Guardiões da Galáxia é um filme que talvez seja tão conhecido pela música quanto pelo Groot, mas tirando Hooked on a Feeling, presente nos trailers do primeiro filme e executada uma vez durante a produção, a marca do filme é simplesmente “música”. “No primeiro filme tivemos um momento mágico, porque as músicas funcionaram tanto pra contar a história quanto como uma trilha sonora de verdade” contou, em entrevista ao JUDAO.com.br, o diretor James Gunn. “Neste segundo, sei que elas funcionam para a história. Mas como trilha? Não sei ainda. Meu principal trabalho é pensar no filme, é pensar nas canções que funcionariam melhor naquele momento, naquela cena, emocionalmente falando”.

O filme de James Gunn também marcou o início de uma mudança / liberdade criativa dentro do chamado Universo Cinemático da Marvel, oficialmente CONSOLIDADA com Thor: Ragnarok, filme que, olha só, tem sua assinatura musical — ou, pelo menos, uma canção que deverá ficar ligada a ele de alguma maneira. Não é original como talvez devesse ser, mas...

Immigrant Song, do Led Zeppelin. Se você apertou o play, vai ficar sim com o gritinho na cabeça pelo resto do dia. Se não, deveria.
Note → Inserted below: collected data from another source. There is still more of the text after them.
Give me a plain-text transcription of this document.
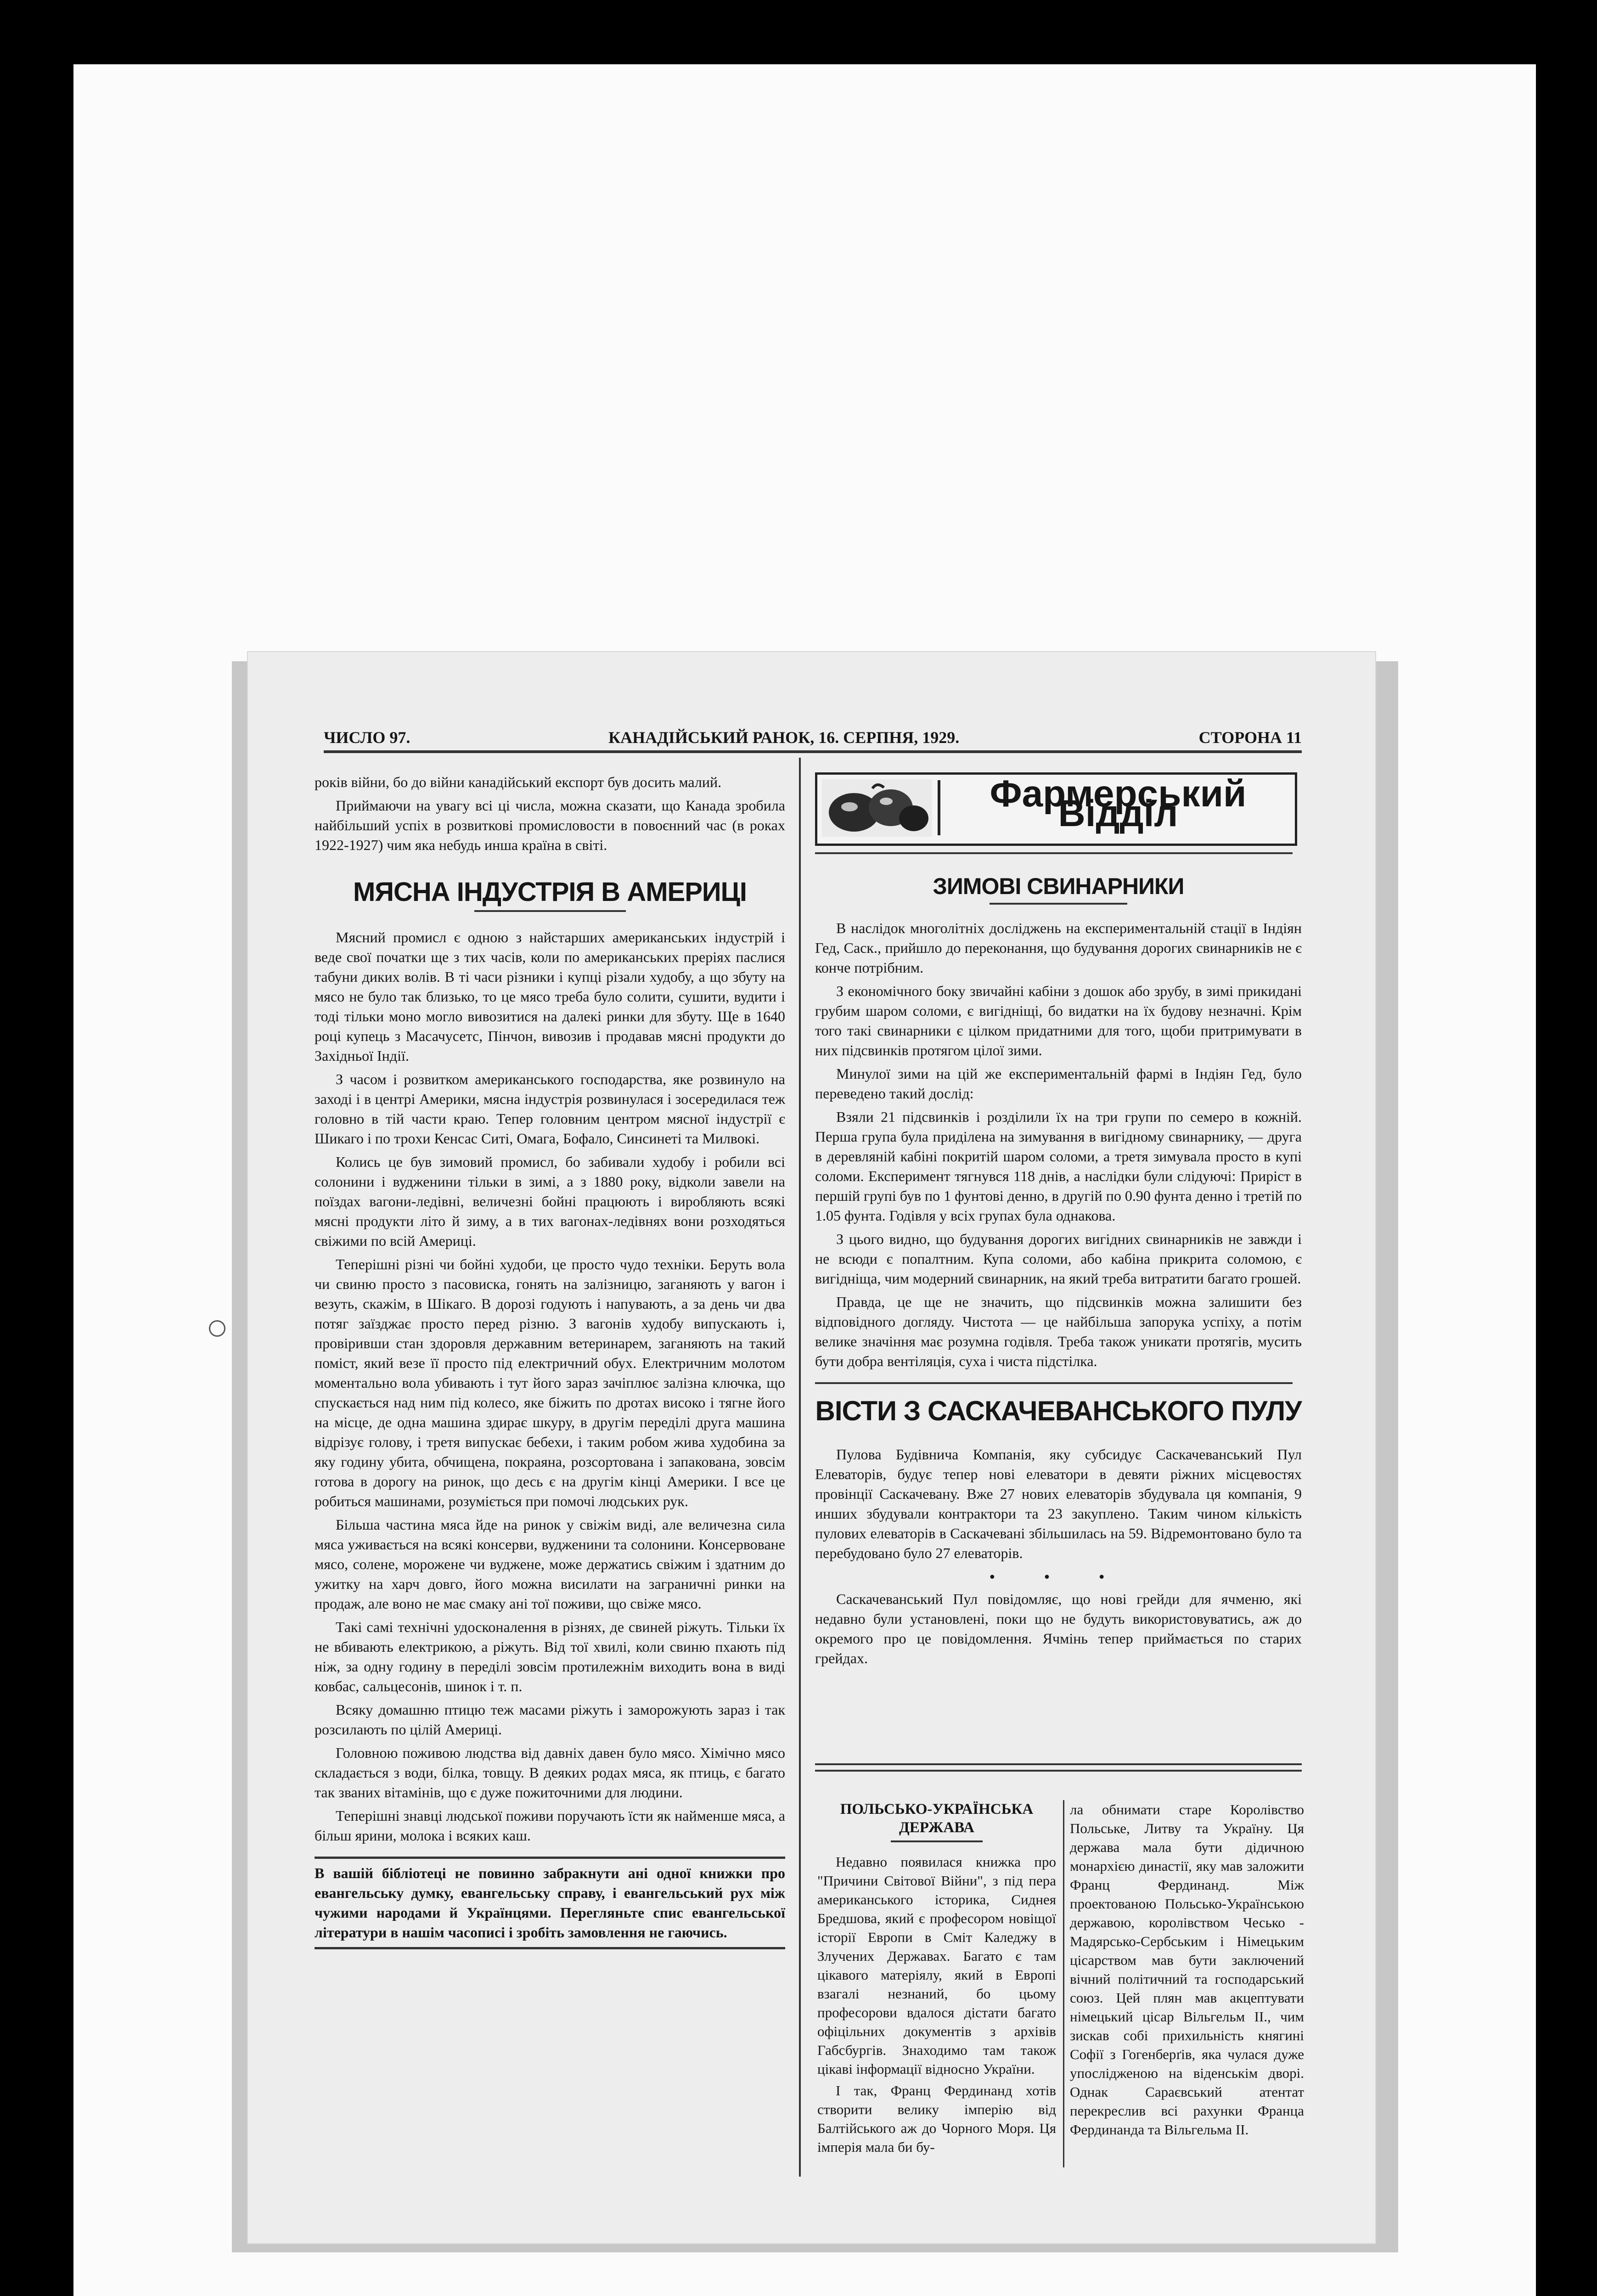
ЧИСЛО 97.	КАНАДІЙСЬКИЙ РАНОК, 16. СЕРПНЯ, 1929.	СТОРОНА 11

років війни, бо до війни канадійський експорт був досить малий.

Приймаючи на увагу всі ці числа, можна сказати, що Канада зробила найбільший успіх в розвиткові промисловости в повоєнний час (в роках 1922-1927) чим яка небудь инша країна в світі.

МЯСНА ІНДУСТРІЯ В АМЕРИЦІ

Мясний промисл є одною з найстарших американських індустрій і веде свої початки ще з тих часів, коли по американських преріях паслися табуни диких волів. В ті часи різники і купці різали худобу, а що збуту на мясо не було так близько, то це мясо треба було солити, сушити, вудити і тоді тільки мoно могло вивозитися на далекі ринки для збуту. Ще в 1640 році купець з Масачусетс, Пінчон, вивозив і продавав мясні продукти до Західньої Індії.

З часом і розвитком американського господарства, яке розвинуло на заході і в центрі Америки, мясна індустрія розвинулася і зосередилася теж головно в тій части краю. Тепер головним центром мясної індустрії є Шикаго і по троxи Кенсас Ситі, Омага, Бофало, Синсинеті та Милвокі.

Колись це був зимовий промисл, бо забивали худобу і робили всі солонини і вудженини тільки в зимі, а з 1880 року, відколи завели на поїздах вагони-ледівні, величезні бойні працюють і виробляють всякі мясні продукти літо й зиму, а в тих вагонах-ледівнях вони розходяться свіжими по всій Америці.

Теперішні різні чи бойні худоби, це просто чудо техніки. Беруть вола чи свиню просто з пасовиска, гонять на залізницю, заганяють у вагон і везуть, скажім, в Шікаго. В дорозі годують і напувають, а за день чи два потяг заїзджає просто перед різню. З вагонів худобу випускають і, провіривши стан здоровля державним ветеринарем, заганяють на такий поміст, який везе її просто під електричний обух. Електричним молотом моментально вола убивають і тут його зараз зачіплює залізна ключка, що спускається над ним під колесо, яке біжить по дротах високо і тягне його на місце, де одна машина здирає шкуру, в другім переділі друга машина відрізує голову, і третя випускає бебехи, і таким робом жива худобина за яку годину убита, обчищена, покраяна, розсортована і запакована, зовсім готова в дорогу на ринок, що десь є на другім кінці Америки. І все це робиться машинами, розуміється при помочі людських рук.

Більша частина мяса йде на ринок у свіжім виді, але величезна сила мяса уживається на всякі консерви, вудженини та солонини. Консервоване мясо, солене, морожене чи вуджене, може держатись свіжим і здатним до ужитку на харч довго, його можна висилати на заграничні ринки на продаж, але воно не має смаку ані тої поживи, що свіже мясо.

Такі самі технічні удосконалення в різнях, де свиней ріжуть. Тільки їх не вбивають електрикою, а ріжуть. Від тої хвилі, коли свиню пхають під ніж, за одну годину в переділі зовсім протилежнім виходить вона в виді ковбас, сальцесонів, шинок і т. п.

Всяку домашню птицю теж масами ріжуть і заморожують зараз і так розсилають по цілій Америці.

Головною поживою людства від давніх давен було мясо. Хімічно мясо складається з води, білка, товщу. В деяких родах мяса, як птиць, є багато так званих вітамінів, що є дуже пожиточними для людини.

Теперішні знавці людської поживи поручають їсти як найменше мяса, а більш ярини, молока і всяких каш.

В вашій бібліотеці не повинно забракнути ані одної книжки про евангельську думку, евангельську справу, і евангельський рух між чужими народами й Українцями. Перегляньте спис евангельської літератури в нашім часописі і зробіть замовлення не гаючись.
Фармерський Відділ
ЗИМОВІ СВИНАРНИКИ

В наслідок многолітніх досліджень на експериментальній стації в Індіян Гед, Саск., прийшло до переконання, що будування дорогих свинарників не є конче потрібним.

З економічного боку звичайні кабіни з дошок або зрубу, в зимі прикидані грубим шаром соломи, є вигідніщі, бо видатки на їх будову незначні. Крім того такі свинарники є цілком придатними для того, щоби притримувати в них підсвинків протягом цілої зими.

Минулої зими на цій же експериментальній фармі в Індіян Гед, було переведено такий дослід:

Взяли 21 підсвинків і розділили їх на три групи по семеро в кожній. Перша група була приділена на зимування в вигідному свинарнику, — друга в деревляній кабіні покритій шаром соломи, а третя зимувала просто в купі соломи. Експеримент тягнувся 118 днів, а наслідки були слідуючі: Приріст в першій групі був по 1 фунтові денно, в другій по 0.90 фунта денно і третій по 1.05 фунта. Годівля у всіх групах була однакова.

З цього видно, що будування дорогих вигідних свинарників не завжди і не всюди є попалтним. Купа соломи, або кабіна прикрита соломою, є вигідніща, чим модерний свинарник, на який треба витратити багато грошей.

Правда, це ще не значить, що підсвинків можна залишити без відповідного догляду. Чистота — це найбільша запорука успіху, а потім велике значіння має розумна годівля. Треба також уникати протягів, мусить бути добра вентіляція, суха і чиста підстілка.

ВІСТИ З САСКАЧЕВАНСЬКОГО ПУЛУ

Пулова Будівнича Компанія, яку субсидує Саскачеванський Пул Елеваторів, будує тепер нові елеватори в девяти ріжних місцевостях провінції Саскачевану. Вже 27 нових елеваторів збудувала ця компанія, 9 инших збудували контрактори та 23 закуплено. Таким чином кількість пулових елеваторів в Саскачевані збільшилась на 59. Відремонтовано було та перебудовано було 27 елеваторів.

• • •

Саскачеванський Пул повідомляє, що нові грейди для ячменю, які недавно були установлені, поки що не будуть використовуватись, аж до окремого про це повідомлення. Ячмінь тепер приймається по старих грейдах.

ПОЛЬСЬКО-УКРАЇНСЬКА ДЕРЖАВА

Недавно появилася книжка про "Причини Світової Війни", з під пера американського історика, Сиднея Бредшова, який є професором новіщої історії Европи в Сміт Каледжу в Злучених Державах. Багато є там цікавого матеріялу, який в Европі взагалі незнаний, бо цьому професорови вдалося дістати багато офіцільних документів з архівів Габсбургів. Знаходимо там також цікаві інформації відносно України.

І так, Франц Фердинанд хотів створити велику імперію від Балтійського аж до Чорного Моря. Ця імперія мала би бу-

ла обнимати старе Королівство Польське, Литву та Україну. Ця держава мала бути дідичною монархією династії, яку мав заложити Франц Фердинанд. Між проектованою Польсько-Українською державою, королівством Чесько - Мадярсько-Сербським і Німецьким цісарством мав бути заключений вічний політичний та господарський союз. Цей плян мав акцептувати німецький цісар Вільгельм II., чим зискав собі прихильність княгині Софії з Гогенберґів, яка чулася дуже упослідженою на віденськім дворі. Однак Сараєвський атентат перекреслив всі рахунки Франца Фердинанда та Вільгельма II.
Immigrant Song é a faixa que abre o álbum Led Zeppelin III e foi escrita por Robert Plant em 1970, durante uma turnê pela Islândia, Reino Unido e Alemanha — mais especificamente na cidade de Reykjavík, na Islândia. “A gente realmente veio da terra de gelo e neve. Fomos convidados pelo governo pra uma missão cultural, pra tocar num show em Reykjavik” contou Robert Plant em uma entrevista ao jornalista Chris Welch, que contou a história de todas as canções da banda no livro Led Zeppelin: Dazed and Confused. “Um dia antes os servidores públicos entraram em greve e iam cancelar, mas a Universidade preparou um palco pra nós e foi fenomenal. A resposta dos garotos foi extraordinária e a gente se divertiu muito”.
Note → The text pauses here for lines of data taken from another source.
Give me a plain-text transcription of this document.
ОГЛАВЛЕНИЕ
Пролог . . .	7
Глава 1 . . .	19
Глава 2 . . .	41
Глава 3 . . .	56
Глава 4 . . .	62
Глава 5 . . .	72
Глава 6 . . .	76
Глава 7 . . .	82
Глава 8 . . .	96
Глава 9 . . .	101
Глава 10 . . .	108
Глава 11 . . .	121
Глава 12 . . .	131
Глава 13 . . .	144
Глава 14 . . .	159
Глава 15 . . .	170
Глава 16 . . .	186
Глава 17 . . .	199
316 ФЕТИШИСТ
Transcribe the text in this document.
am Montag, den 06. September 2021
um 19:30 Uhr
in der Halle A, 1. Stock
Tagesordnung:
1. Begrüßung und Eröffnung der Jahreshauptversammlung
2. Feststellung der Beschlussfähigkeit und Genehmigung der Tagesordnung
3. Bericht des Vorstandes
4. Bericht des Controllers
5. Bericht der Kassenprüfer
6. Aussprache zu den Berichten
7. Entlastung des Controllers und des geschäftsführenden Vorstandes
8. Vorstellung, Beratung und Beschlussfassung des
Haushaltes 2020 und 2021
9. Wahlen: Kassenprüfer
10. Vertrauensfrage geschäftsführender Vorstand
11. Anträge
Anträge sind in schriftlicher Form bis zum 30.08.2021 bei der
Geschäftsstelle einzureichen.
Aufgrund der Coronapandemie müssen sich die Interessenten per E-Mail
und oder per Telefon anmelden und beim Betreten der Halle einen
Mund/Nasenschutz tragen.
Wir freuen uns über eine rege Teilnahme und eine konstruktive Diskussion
Seis dias depois, durante o Bath Festival, a música foi tocada pela primeira vez ao vivo e abriu os shows da banda até 1972, quando foi parar no chamado BIS. Um ano depois, eles pararam de tocá-la ao vivo.
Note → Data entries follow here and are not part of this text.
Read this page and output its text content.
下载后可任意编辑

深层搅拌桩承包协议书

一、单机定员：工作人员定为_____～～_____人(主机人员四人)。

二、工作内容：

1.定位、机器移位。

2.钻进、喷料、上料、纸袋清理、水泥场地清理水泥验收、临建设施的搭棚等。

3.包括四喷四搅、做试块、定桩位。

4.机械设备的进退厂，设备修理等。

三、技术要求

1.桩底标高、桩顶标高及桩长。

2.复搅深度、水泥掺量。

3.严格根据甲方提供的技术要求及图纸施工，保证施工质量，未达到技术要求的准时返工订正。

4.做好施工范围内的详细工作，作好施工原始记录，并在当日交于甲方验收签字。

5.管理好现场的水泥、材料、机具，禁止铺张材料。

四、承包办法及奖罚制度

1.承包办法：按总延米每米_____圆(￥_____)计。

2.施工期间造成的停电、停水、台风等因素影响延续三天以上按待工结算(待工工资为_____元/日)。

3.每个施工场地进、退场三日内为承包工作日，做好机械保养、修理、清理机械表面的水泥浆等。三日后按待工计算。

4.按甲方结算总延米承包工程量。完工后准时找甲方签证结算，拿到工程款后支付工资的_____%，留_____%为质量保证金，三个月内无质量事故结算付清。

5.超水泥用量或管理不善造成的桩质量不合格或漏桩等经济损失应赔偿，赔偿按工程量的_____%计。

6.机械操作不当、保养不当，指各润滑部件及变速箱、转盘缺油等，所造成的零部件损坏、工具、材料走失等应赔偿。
“Cineastas as vezes dizem, usando clipes de outros filmes, ‘isso é o que eu tenho em mente’. E as vezes eles não são bons. Na maioria das vezes, são okay”, disse o chefão da Marvel Studios, Kevin Feige, ao ScreenRant. “[O que o Taika Waititi, diretor de Thor: Ragnarok] fez foi sensacional e tinha aquela música do Led Zeppelin. Então, desde o começo, aquela música meio que definiu o que ele faria com isso. Eka tá no trailer, tá no filme — tudo desde a primeira reunião e de um dos seus primeiros instintos sobre o filme, é bem impressionante”.

Em entrevista ao Den of Geek, o diretor contou que os executivos da Marvel Studios ficaram “‘Ah, isso é bem legal, é uma música bem legal. O que é?’ e eu fiquei tipo ‘É Immigrant Song, Led Zeppelin, uma das músicas mais famosas de todos os tempos’. E eles ‘Ah, legal, nunca ouvi antes, bem legal’. “E eu fiquei tipo, ‘ai caralho, fodeu’. Aí, bom, eu consegui o trabalho. Mas desde o início eu falo sobre usar Immigrant Song no filme, porque ela faz total sentido com o personagem, não?”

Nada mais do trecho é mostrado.